By Jennifer Corcoran, Esq.
The coming of a new year often has us reflecting back on things we meant to do but did not get done or looking forward to things we wish to accomplish. It is the perfect time to put an estate plan in place or review your existing estate plan for any changes that may need to be made.
In addition, major life changes such as marriage, divorce, the birth of a child, a death in the family or even an increase or decrease in assets or income warrant updating your estate plan.
You may have had the foresight to create an estate plan to ensure that your assets are distributed the way you want them to be after you are gone. However, each new year brings updates to laws and potential life changes, all of which should be reflected in your estate plan.
What if you don’t have an estate plan? The new year is the perfect time to create one, no matter how many—or few—assets you may have. Among the many benefits, an estate plan can help to protect families with children and ensure that heirs are not overburdened with debts or taxes. A good estate plan, created with the help of a knowledgeable estate planning attorney, allows you to control the distribution of your assets according to your wishes.
It is important that your will is in place and up to date, because without a will, your assets could pass under the intestacy laws to persons you do not intend or wish to receive them. You cannot pass assets to nonfamily members, and your estate cannot make charitable contributions without a will.
If you have minor children, they are not legally able to inherit directly, and your will should include a trust provision to provide for them financially until they are adults in the event that both parents are deceased. You should also make sure you that you have designated guardians, and that you have not had a change of heart about who will care for them if you die before they turn 18.
A will should also make provisions for the disposition of your “digital assets,” such as social media, online banking and shopping accounts such as Amazon.
It is also important to designate beneficiaries and backups for all of your retirement and pension accounts, annuities and insurance policies. Without designated beneficiaries, these assets could wind up in the courts or with someone you did not intend.
Additionally, the creation of advance directives, such as a power of attorney or health care proxy, ensure that you have a plan in place should you require assistance even while you are alive, and avoid the potential expense and delay of needing to have a court appoint someone to make these decisions for you.
A power of attorney allows an individual of your choice to handle your financial matters for you if you are not present or available to, or if you are incapacitated. New York state’s power of attorney form was updated in June of 2021, so be sure the form you are using was created after June of this year.

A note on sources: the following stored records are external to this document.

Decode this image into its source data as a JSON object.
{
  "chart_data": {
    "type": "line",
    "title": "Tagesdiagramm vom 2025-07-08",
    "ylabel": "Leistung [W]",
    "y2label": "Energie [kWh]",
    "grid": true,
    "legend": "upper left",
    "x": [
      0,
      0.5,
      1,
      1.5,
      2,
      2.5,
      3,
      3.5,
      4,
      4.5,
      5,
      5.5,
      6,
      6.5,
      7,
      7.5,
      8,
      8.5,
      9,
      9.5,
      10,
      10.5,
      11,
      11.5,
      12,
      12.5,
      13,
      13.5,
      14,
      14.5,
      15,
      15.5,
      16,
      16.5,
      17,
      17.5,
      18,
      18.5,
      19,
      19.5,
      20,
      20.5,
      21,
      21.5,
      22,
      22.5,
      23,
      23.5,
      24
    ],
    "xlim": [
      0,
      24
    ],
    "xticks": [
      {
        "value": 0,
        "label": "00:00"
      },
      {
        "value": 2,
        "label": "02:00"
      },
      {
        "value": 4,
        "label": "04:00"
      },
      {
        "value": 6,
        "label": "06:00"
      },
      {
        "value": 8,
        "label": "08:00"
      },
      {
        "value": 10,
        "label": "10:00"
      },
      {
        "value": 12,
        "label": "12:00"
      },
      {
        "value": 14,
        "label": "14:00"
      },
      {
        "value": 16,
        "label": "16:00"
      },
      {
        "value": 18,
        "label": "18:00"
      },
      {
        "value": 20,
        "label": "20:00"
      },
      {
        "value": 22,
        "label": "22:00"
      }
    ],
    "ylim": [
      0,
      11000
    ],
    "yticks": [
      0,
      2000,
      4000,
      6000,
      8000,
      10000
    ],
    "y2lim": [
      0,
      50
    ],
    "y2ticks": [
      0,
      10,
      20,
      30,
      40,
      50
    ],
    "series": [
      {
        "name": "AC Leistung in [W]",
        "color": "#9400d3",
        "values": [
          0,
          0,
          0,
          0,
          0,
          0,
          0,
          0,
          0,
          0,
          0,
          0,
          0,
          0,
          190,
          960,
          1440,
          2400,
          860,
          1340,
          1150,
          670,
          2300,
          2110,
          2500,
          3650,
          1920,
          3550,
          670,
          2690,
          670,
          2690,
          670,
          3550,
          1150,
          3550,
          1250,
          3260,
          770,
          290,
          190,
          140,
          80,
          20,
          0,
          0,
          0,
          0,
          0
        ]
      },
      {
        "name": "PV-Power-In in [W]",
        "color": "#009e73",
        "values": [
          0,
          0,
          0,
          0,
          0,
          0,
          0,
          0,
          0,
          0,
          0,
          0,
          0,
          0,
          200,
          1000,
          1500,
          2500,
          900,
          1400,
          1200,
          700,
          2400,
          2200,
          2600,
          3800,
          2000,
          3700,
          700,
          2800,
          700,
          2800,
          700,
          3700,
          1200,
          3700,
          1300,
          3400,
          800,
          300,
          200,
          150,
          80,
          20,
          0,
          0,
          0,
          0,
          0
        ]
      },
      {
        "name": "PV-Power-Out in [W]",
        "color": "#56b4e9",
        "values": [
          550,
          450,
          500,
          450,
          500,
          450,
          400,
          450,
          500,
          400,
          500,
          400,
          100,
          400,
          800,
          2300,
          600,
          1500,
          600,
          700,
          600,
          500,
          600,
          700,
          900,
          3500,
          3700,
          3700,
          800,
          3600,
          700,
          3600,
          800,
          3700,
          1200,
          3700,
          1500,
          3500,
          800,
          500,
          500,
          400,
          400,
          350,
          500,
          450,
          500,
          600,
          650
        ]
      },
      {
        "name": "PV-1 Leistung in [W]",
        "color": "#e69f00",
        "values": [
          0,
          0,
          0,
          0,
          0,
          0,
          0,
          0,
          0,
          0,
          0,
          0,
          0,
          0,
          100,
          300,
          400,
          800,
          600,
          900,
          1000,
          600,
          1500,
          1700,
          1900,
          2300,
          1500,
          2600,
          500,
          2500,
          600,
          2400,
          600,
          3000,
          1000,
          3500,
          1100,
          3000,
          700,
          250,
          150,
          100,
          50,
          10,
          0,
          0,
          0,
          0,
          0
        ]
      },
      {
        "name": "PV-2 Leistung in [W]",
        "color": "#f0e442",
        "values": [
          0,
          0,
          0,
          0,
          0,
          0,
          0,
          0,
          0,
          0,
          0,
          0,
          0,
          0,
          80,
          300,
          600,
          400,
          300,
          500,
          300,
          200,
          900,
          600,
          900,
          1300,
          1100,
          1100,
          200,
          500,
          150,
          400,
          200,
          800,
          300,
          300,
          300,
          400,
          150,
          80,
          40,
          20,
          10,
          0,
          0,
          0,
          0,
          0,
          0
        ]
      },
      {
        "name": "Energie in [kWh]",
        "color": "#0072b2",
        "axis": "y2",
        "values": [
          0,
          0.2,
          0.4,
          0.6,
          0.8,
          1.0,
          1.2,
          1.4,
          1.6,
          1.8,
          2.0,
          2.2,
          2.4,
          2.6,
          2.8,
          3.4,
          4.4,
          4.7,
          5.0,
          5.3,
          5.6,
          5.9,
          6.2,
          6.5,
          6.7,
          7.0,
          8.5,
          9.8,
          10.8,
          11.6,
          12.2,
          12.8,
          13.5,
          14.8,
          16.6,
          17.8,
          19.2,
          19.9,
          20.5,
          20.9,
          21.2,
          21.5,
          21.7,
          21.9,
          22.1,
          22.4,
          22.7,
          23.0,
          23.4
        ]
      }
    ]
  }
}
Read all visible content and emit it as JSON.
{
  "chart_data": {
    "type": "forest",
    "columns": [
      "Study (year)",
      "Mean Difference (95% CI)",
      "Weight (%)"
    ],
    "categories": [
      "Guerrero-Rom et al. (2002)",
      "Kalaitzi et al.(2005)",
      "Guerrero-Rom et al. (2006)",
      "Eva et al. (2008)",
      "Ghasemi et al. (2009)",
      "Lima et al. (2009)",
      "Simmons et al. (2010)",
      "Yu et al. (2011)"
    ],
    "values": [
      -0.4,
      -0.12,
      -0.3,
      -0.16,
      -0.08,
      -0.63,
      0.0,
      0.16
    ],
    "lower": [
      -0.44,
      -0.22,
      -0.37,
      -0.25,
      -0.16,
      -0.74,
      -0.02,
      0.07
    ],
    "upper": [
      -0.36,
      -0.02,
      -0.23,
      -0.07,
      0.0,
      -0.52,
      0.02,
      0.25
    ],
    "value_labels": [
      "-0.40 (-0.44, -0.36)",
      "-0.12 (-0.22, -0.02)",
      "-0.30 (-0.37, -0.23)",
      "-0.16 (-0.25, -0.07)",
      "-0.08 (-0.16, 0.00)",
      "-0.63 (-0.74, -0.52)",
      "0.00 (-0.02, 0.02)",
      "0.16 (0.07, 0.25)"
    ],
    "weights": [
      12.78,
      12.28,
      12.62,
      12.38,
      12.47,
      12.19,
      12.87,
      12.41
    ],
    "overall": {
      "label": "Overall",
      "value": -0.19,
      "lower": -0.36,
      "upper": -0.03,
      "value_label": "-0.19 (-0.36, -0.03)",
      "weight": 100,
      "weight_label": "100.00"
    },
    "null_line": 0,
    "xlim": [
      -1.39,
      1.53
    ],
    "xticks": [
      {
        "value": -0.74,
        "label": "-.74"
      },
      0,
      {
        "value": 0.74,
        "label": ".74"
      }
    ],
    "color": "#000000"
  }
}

A health care proxy allows someone to make health care decisions for you in the event that you are not able to make them yourself. If the last year and a half has taught us anything, it’s that your health can be fleeting and fragile, and it is important that you have appointed the person that you want to make those decisions on your behalf. Without a health care proxy in place, New York state law authorizes a hierarchy of blood relations to make those decisions, and it may not be the person(s) that you would choose.